If we have to monitor several studies, we might want to automate that process. In that case, we can compute statistics of the sampled chains such as effective sample sizes or \(\hat{R}\) and implement automatic checks, for instance that \(\hat{R}\) is sufficiently close to 1.
mean | sd | hdi_3% | hdi_97% | mcse_mean | mcse_sd | ess_mean | ess_sd | ess_bulk | ess_tail | r_hat | |
---|---|---|---|---|---|---|---|---|---|---|---|
3001 | 3.193 | 1.246 | 1.081 | 5.565 | 0.022 | 0.016 | 3146.0 | 3146.0 | 2849.0 | 3764.0 | 1.0 |
3002 | 3.050 | 0.616 | 1.964 | 4.250 | 0.006 | 0.004 | 11787.0 | 11787.0 | 11502.0 | 17056.0 | 1.0 |
3003 | 6.043 | 1.695 | 3.084 | 9.280 | 0.022 | 0.015 | 6031.0 | 6031.0 | 5772.0 | 9765.0 | 1.0 |
3004 | 12.764 | 2.030 | 9.037 | 16.628 | 0.014 | 0.010 | 19819.0 | 19819.0 | 19489.0 | 28664.0 | 1.0 |
alpha | 1.774 | 0.223 | 1.364 | 2.192 | 0.003 | 0.002 | 6352.0 | 6352.0 | 6253.0 | 16128.0 | 1.0 |
beta | 0.119 | 0.017 | 0.087 | 0.151 | 0.000 | 0.000 | 7576.0 | 7576.0 | 7441.0 | 18742.0 | 1.0 |
From the samples \((\hat{\alpha}, \hat{\beta}, \hat{\lambda}_i)\) of the Markov chain, we can estimate the posterior risk of underreporting.

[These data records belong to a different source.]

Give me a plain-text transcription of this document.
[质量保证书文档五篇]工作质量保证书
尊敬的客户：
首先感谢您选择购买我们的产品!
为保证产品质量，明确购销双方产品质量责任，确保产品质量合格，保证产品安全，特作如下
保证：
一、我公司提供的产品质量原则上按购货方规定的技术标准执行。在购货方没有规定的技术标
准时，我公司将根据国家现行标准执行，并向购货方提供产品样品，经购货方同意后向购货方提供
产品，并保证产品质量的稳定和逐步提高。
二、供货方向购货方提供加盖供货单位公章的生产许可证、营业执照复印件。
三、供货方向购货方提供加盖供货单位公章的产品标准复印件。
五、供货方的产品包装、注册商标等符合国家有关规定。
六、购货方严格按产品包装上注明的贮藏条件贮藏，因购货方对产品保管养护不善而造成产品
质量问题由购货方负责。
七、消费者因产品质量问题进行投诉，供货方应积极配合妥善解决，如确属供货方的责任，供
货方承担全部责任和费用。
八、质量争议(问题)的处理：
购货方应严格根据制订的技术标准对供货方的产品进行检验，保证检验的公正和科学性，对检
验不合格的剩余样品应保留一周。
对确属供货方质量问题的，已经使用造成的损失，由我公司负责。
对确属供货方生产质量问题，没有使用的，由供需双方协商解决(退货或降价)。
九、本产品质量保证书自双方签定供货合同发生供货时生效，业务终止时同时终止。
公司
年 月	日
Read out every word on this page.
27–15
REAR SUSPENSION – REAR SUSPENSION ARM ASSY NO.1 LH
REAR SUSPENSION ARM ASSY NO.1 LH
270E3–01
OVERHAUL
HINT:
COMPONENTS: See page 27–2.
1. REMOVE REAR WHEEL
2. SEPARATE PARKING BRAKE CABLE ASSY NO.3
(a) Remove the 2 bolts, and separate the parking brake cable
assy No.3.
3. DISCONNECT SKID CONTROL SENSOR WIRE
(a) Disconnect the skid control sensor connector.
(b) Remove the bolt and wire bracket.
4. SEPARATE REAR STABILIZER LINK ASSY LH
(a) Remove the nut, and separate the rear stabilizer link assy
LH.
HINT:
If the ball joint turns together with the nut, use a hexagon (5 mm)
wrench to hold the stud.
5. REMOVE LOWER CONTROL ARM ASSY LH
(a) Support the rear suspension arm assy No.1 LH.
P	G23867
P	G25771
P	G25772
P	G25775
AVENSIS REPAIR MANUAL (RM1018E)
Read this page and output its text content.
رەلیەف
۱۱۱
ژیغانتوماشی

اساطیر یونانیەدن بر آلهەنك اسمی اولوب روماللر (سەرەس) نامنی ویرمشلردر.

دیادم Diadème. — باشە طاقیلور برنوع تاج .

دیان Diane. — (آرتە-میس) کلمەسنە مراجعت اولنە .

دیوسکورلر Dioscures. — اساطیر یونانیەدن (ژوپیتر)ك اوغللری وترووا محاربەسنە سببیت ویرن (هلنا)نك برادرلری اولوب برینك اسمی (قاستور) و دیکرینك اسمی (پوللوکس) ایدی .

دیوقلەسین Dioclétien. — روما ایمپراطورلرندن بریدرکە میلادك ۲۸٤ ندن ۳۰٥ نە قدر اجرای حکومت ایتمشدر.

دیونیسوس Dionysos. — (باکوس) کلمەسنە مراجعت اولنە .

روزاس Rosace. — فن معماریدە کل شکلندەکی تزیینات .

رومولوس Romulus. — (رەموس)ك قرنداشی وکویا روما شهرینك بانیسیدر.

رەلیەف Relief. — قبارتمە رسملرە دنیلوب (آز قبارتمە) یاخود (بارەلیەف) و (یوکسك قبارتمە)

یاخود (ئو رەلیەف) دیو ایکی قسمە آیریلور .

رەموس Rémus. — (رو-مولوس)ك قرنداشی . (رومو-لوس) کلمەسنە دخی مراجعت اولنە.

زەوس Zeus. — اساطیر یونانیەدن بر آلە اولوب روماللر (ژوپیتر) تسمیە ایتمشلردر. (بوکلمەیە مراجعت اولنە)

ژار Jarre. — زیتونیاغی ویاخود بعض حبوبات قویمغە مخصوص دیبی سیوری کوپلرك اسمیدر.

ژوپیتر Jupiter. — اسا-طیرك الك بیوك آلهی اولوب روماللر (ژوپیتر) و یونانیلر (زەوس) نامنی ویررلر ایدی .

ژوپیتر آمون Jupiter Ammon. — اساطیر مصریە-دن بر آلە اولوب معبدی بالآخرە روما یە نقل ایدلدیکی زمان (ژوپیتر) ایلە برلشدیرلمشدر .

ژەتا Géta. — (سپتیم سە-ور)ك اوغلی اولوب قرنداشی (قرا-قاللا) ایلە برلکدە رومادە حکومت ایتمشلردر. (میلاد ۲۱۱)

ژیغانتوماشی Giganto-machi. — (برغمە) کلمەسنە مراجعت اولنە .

One way to do it is to compute the left tail area of each \(\lambda_i\) (remember that the index \(i\) enumerates the sites) under the distribution \(\Gamma(\hat{\alpha}, \hat{\beta})\) and average it along the trace of the Markov chain. This corresponds to the probability that a Poisson rate drawn randomly from the study level distribution falls below the inferred Poisson rate of site \(i\), or, more explicitly, that a reference site from the same study would report less adverse events.
site | mean_ae_rate | std_ae_rate | rate_tail_area | observed_ae | |
---|---|---|---|---|---|
0 | 3001 | 3.20 | 1.25 | 0.09 | [4, 1] |
1 | 3002 | 3.05 | 0.62 | 0.08 | [2, 2, 1, 2, 5, 5, 5, 1] |
2 | 3003 | 6.04 | 1.69 | 0.22 | [7, 4] |
3 | 3004 | 12.76 | 2.03 | 0.52 | [3, 27, 8] |
4 | 3005 | 9.35 | 2.10 | 0.37 | [12, 6] |
5 | 3006 | 3.69 | 1.32 | 0.11 | [2, 4] |
6 | 3007 | 6.03 | 2.31 | 0.22 | [5] |
7 | 3008 | 17.95 | 1.72 | 0.69 | [11, 4, 16, 31, 23, 23] |
8 | 3009 | 6.52 | 1.76 | 0.24 | [6, 6] |
9 | 3010 | 14.71 | 0.92 | 0.59 | [21, 10, 6, 17, 10, 7, 26, 19, 18, 1, 18, 23, ... |
A lower value of this rate tail area thus indicates a higher risk of underreporting. This metric can be used by auditors and inspectors to prioritize their activities. Moreover, since it is the probability of a specified event, one can immediately compare the rate tail areas of sites from different studies. This is especially interesting for quality programs that oversee several trials.
This approach demonstrates the flexibility of Bayesian methods to build models that answer specific questions about a given process. In this example, the reporting rates of the different sites are the quantities of interest, but they are unobserved and have to be inferred from the available data with a mathematical model. The user-friendly API of modern probabilistic programming libraries combined with efficient inference algorithms have been making this type of workflow much easier than in the past and will certainly fuel a broader adoption in sectors that have not been traditionally driven by quantitative insights.